Desde la perspectiva de Chunta Aragonesista, la defensa del territorio pasa por compatibilizar la conservación ambiental, el desarrollo rural y la participación social. Las actuaciones sobre espacios tan frágiles como los humedales del Alto Jiloca deben diseñarse desde el consenso, escuchando a vecinos, regantes, asociaciones y especialistas, y priorizando siempre soluciones que minimicen la alteración de los ecosistemas. La mejor manera de poner en valor un espacio natural es conservar aquello que lo hace único.

La renaturalización debería significar devolver espacio a la naturaleza. Cuando una actuación genera la sensación de que el paisaje ha sido más humanizado que naturalizado, es legítimo preguntarse si el camino elegido ha sido el correcto.

Aragón necesita políticas ambientales que nazcan del conocimiento del territorio y no de la simple ejecución presupuestaria. Los humedales del Alto Jiloca no necesitan más hormigón ni más fotografías inaugurales; necesitan conservación, sensibilidad ambiental y una gestión que escuche a quienes llevan décadas defendiendo estos espacios.
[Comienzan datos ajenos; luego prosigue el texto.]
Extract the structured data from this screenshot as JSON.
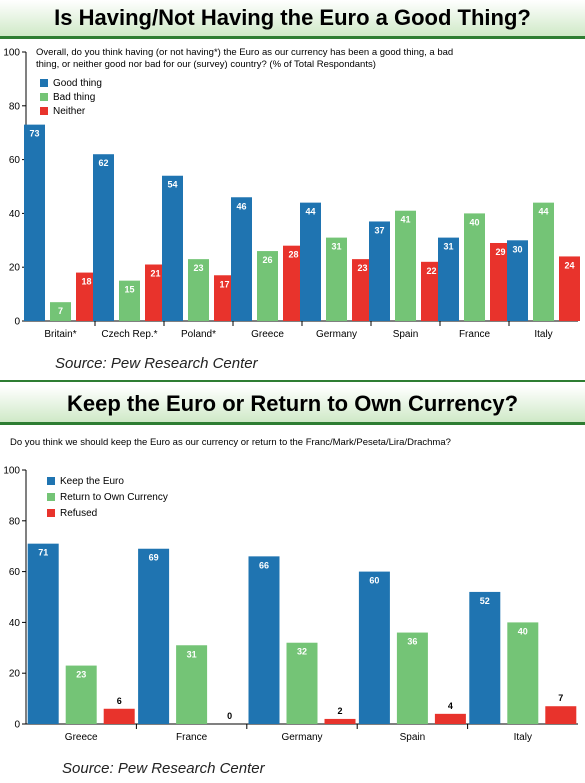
{
  "colors": {
    "good": "#1f74b1",
    "bad": "#74c476",
    "neither": "#e8332c",
    "frame": "#2e7d32"
  },
  "chart1": {
    "title": "Is Having/Not Having the Euro a Good Thing?",
    "question_line1": "Overall, do you think having (or not having*) the Euro as our currency has been a good thing, a bad",
    "question_line2": "thing, or neither good nor bad for our (survey) country? (% of Total Respondants)",
    "source": "Source: Pew Research Center"
  },
  "chart2": {
    "title": "Keep the Euro or Return to Own Currency?",
    "question": "Do you think we should keep the Euro as our currency or return to the Franc/Mark/Peseta/Lira/Drachma?",
    "source": "Source: Pew Research Center"
  },
  "chart_data": [
    {
      "type": "bar",
      "title": "Is Having/Not Having the Euro a Good Thing?",
      "categories": [
        "Britain*",
        "Czech Rep.*",
        "Poland*",
        "Greece",
        "Germany",
        "Spain",
        "France",
        "Italy"
      ],
      "series": [
        {
          "name": "Good thing",
          "color": "#1f74b1",
          "values": [
            73,
            62,
            54,
            46,
            44,
            37,
            31,
            30
          ]
        },
        {
          "name": "Bad thing",
          "color": "#74c476",
          "values": [
            7,
            15,
            23,
            26,
            31,
            41,
            40,
            44
          ]
        },
        {
          "name": "Neither",
          "color": "#e8332c",
          "values": [
            18,
            21,
            17,
            28,
            23,
            22,
            29,
            24
          ]
        }
      ],
      "ylim": [
        0,
        100
      ],
      "yticks": [
        0,
        20,
        40,
        60,
        80,
        100
      ],
      "legend": "top-left",
      "data_labels": true
    },
    {
      "type": "bar",
      "title": "Keep the Euro or Return to Own Currency?",
      "categories": [
        "Greece",
        "France",
        "Germany",
        "Spain",
        "Italy"
      ],
      "series": [
        {
          "name": "Keep the Euro",
          "color": "#1f74b1",
          "values": [
            71,
            69,
            66,
            60,
            52
          ]
        },
        {
          "name": "Return to Own Currency",
          "color": "#74c476",
          "values": [
            23,
            31,
            32,
            36,
            40
          ]
        },
        {
          "name": "Refused",
          "color": "#e8332c",
          "values": [
            6,
            0,
            2,
            4,
            7
          ]
        }
      ],
      "ylim": [
        0,
        100
      ],
      "yticks": [
        0,
        20,
        40,
        60,
        80,
        100
      ],
      "legend": "top-left",
      "data_labels": true
    }
  ]
}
Este proyecto fue concebido bajo la responsabilidad del anterior Gobierno de Aragón y hoy continúa ejecutándose bajo la supervisión del actual. Por ello, tanto quienes lo diseñaron como quienes lo están desarrollando tienen la obligación de responder ante la ciudadanía. No basta con inaugurar actuaciones y presentar inversiones millonarias; es necesario demostrar que esas inversiones mejoran realmente el estado de conservación de los espacios naturales. Cuando una actuación denominada “renaturalización” genera incendios, elimina carrizales, altera hábitats sensibles y provoca el rechazo de una parte significativa de la población local, la administración debe escuchar, revisar y, si es necesario, rectificar.

Todavía estamos a tiempo de corregir errores y replantear aquellas actuaciones que puedan comprometer los valores naturales que se pretende proteger. Porque defender Aragón no consiste únicamente en promocionar sus paisajes, sino en conservar el patrimonio natural, cultural y social que los hace únicos.